Hypothesis

Stabilizing mitochondrial inner‑membrane cristae blocks minority mitochondrial outer membrane permeabilization (miMOMP), thereby preventing cytosolic mtDNA release and downstream cGAS‑STING‑mediated inflammaging without compromising basal ATP production.

Mechanistic Rationale

Cristae architecture regulates the accessibility of BAX/BAK to the outer membrane. Tight cristae junctions, maintained by OPA1 and the MICOS complex, sequester cytochrome c and limit BAK oligomerization, reducing the probability of miMOMP【https://pmc.ncbi.nlm.nih.gov/articles/PMC12620326】. When cristae remodel upon stress, junctions widen, allowing BAX/BAK to accumulate at contact sites and trigger miMOMP, releasing mtDNA into the cytosol where it activates cGAS‑STING and drives the SASP【https://doi.org/10.1101/gad.331272.119】. Pharmacologic agents that reinforce cristae (e.g., SS‑31 peptide or OPA1‑activating small molecules) should therefore raise the threshold for miMOMP, attenuating inflammaging while preserving oxidative phosphorylation.

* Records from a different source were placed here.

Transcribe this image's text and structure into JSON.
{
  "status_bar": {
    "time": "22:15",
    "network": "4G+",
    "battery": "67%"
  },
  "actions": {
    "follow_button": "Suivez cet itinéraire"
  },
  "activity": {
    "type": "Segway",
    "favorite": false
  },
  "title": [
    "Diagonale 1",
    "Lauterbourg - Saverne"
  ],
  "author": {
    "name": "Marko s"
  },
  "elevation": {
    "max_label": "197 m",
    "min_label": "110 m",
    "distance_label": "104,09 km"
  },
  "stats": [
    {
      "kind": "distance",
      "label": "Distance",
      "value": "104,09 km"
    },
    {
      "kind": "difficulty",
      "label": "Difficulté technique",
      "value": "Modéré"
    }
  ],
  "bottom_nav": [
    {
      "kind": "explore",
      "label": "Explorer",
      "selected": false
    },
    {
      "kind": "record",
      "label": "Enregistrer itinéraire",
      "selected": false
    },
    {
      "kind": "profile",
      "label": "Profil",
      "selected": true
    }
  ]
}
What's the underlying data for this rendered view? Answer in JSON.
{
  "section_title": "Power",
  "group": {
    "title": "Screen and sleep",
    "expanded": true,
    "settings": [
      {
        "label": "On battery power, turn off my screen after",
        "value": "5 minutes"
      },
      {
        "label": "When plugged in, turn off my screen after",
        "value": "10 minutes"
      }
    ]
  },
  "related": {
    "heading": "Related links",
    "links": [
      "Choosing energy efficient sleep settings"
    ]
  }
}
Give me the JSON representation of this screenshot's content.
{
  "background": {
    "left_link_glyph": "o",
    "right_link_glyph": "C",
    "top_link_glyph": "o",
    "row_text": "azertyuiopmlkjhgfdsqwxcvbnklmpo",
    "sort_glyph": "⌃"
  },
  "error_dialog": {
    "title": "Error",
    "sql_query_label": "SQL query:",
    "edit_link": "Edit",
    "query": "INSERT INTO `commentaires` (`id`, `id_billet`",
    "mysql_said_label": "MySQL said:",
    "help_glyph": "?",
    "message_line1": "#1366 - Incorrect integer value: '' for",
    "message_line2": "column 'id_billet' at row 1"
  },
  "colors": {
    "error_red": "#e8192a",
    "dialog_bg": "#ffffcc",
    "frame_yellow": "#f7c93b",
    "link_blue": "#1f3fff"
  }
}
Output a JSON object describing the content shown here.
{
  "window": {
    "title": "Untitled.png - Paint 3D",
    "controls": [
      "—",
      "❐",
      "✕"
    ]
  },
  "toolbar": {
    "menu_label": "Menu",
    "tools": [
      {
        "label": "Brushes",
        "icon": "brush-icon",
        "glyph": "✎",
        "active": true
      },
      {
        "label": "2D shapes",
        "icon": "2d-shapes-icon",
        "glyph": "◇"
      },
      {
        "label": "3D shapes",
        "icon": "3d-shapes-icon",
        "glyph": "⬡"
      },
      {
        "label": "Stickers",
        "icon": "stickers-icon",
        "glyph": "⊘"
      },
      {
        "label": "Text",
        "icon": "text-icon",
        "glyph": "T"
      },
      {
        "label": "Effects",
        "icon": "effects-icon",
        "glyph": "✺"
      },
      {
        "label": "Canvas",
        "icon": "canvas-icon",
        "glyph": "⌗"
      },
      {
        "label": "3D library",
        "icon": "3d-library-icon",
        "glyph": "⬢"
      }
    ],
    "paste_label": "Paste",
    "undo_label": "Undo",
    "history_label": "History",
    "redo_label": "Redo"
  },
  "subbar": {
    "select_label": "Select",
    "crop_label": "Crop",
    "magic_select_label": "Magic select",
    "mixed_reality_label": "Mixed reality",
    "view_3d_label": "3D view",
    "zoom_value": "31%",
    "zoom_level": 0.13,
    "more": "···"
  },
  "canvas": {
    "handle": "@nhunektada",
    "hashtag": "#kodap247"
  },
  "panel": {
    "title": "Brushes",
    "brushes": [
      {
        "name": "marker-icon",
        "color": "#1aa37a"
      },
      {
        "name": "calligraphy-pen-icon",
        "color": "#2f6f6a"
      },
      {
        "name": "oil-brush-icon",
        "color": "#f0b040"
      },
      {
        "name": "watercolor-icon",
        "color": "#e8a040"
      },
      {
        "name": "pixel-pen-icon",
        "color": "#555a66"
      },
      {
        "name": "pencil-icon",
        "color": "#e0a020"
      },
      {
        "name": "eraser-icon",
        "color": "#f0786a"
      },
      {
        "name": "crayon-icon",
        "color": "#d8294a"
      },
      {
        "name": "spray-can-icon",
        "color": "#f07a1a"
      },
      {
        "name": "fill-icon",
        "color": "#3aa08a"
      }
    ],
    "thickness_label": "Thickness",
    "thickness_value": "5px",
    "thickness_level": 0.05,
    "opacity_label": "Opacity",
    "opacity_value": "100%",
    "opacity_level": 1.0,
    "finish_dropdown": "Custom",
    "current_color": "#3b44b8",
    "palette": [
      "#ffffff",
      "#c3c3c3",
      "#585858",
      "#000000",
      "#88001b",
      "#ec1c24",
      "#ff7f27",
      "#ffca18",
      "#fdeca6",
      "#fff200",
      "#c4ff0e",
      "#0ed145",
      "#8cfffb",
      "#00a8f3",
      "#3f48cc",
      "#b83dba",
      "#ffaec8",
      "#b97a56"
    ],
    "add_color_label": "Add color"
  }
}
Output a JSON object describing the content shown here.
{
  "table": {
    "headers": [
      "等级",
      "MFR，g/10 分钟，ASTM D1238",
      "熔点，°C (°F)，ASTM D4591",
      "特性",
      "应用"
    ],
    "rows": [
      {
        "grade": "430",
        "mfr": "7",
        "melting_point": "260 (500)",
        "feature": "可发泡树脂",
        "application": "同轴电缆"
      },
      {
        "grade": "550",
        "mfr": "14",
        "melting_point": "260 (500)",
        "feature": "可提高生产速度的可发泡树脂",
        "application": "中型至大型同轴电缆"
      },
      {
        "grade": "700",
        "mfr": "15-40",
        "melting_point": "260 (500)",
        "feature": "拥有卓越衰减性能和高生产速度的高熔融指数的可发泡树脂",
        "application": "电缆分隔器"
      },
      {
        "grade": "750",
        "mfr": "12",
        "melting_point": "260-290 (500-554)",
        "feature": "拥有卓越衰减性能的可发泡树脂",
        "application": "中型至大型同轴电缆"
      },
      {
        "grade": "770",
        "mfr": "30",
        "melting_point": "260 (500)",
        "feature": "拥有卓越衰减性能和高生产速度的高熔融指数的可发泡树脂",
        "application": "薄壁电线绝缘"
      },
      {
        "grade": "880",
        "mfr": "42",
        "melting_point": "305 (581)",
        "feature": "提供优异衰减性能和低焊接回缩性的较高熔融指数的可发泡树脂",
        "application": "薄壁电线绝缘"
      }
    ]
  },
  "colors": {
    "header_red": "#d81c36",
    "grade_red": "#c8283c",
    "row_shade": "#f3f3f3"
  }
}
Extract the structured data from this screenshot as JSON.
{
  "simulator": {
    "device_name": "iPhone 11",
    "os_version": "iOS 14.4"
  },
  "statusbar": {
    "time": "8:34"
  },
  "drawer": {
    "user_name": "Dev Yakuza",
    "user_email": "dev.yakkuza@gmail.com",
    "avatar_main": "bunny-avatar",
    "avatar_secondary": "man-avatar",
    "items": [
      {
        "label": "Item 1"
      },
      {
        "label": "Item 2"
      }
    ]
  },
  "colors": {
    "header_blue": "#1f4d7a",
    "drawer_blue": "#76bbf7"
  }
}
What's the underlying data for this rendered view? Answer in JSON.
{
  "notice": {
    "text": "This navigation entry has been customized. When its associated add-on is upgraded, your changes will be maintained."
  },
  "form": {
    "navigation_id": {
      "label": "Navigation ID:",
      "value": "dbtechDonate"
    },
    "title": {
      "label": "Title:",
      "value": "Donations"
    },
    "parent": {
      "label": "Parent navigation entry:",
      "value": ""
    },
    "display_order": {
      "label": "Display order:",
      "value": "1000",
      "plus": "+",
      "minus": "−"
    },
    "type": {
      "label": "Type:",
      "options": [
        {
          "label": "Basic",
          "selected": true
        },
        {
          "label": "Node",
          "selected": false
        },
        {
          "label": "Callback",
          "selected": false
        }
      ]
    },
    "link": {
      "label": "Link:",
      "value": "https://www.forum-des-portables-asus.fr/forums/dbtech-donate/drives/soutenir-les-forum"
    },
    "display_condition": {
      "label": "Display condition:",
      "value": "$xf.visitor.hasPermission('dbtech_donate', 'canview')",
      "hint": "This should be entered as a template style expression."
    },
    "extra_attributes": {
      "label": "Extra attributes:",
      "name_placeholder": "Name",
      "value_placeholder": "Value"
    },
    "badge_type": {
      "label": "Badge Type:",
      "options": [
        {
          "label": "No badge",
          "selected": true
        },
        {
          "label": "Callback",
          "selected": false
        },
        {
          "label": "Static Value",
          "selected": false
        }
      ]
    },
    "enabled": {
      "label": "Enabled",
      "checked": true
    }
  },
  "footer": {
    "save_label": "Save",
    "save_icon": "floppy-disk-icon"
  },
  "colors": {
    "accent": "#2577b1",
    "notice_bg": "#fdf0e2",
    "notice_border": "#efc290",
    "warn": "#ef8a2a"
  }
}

This idea extends the observation that ρ0 cells lacking mtDNA do not senesce【https://pmc.ncbi.nlm.nih.gov/articles/PMC12727128】by suggesting that the presence of mtDNA is only pathogenic when it can escape via miMOMP, a process gated by cristae state. It also reconciles why some models show high mtDNA mutation loads without respiratory decline【https://www.sciencedaily.com/releases/2025/05/250527135239.htm】: the mutations matter less than the membrane dynamics that permit their release.

Experimental Design

1. Cell model – Primary human dermal fibroblasts induced to senesce by low‑dose etoposide (10 µM, 24 h).
2. Intervention – Treat parallel cultures with SS‑31 (1 µM) or an OPA1‑activating compound (e.g., BGP‑15) versus vehicle control.
3. Readouts (48 h post‑treatment):
   • Cytosolic mtDNA measured by qPCR of mitochondrial genes in the cytosolic fraction【https://doi.org/10.15252/embj.201592862】.
   • cGAMP levels via ELISA.
   • SASP cytokine secretion (IL‑6, IL‑8) by Luminex.
   • Senescence markers (SA‑β‑gal, p16^INK4a^).
   • Mitochondrial respiration (Seahorse OCR) to confirm ATP production is unchanged.
4. Controls – ρ0 fibroblasts (mtDNA‑depleted) to verify assay specificity; BAX/BAK double‑KO cells to confirm miMOMP dependence.

Predicted Outcomes and Falsifiability

If cristae stabilization raises the miMOMP threshold, we expect:

• Significant reduction in cytosolic mtDNA (≥50 % drop vs control).
• Corresponding decrease in cGAMP and SASP cytokines.
• Lower SA‑β‑gal and p16 expression, indicating attenuated senescence.
• Basal OCR and ATP‑linked respiration remain within 10 % of vehicle‑treated cells.

Conversely, if SS‑31 or OPA1 activation fails to lower cytosolic mtDNA or SASP despite verified cristae tightening (assessed by EM or MT‑GFP microscopy), the hypothesis is falsified. Likewise, if inflammaging is suppressed but ATP production collapses, the claim that the intervention specifically uncouples inflammaging from bioenergetic failure would be unsupported.

Broader Implication

Targeting cristae stability offers a tractable upstream lever to modulate the mitochondrial DNA‑driven arm of aging, complementing nuclear‑centric approaches and providing a testable node where mito‑nuclear crosstalk converges on the innate immune axis.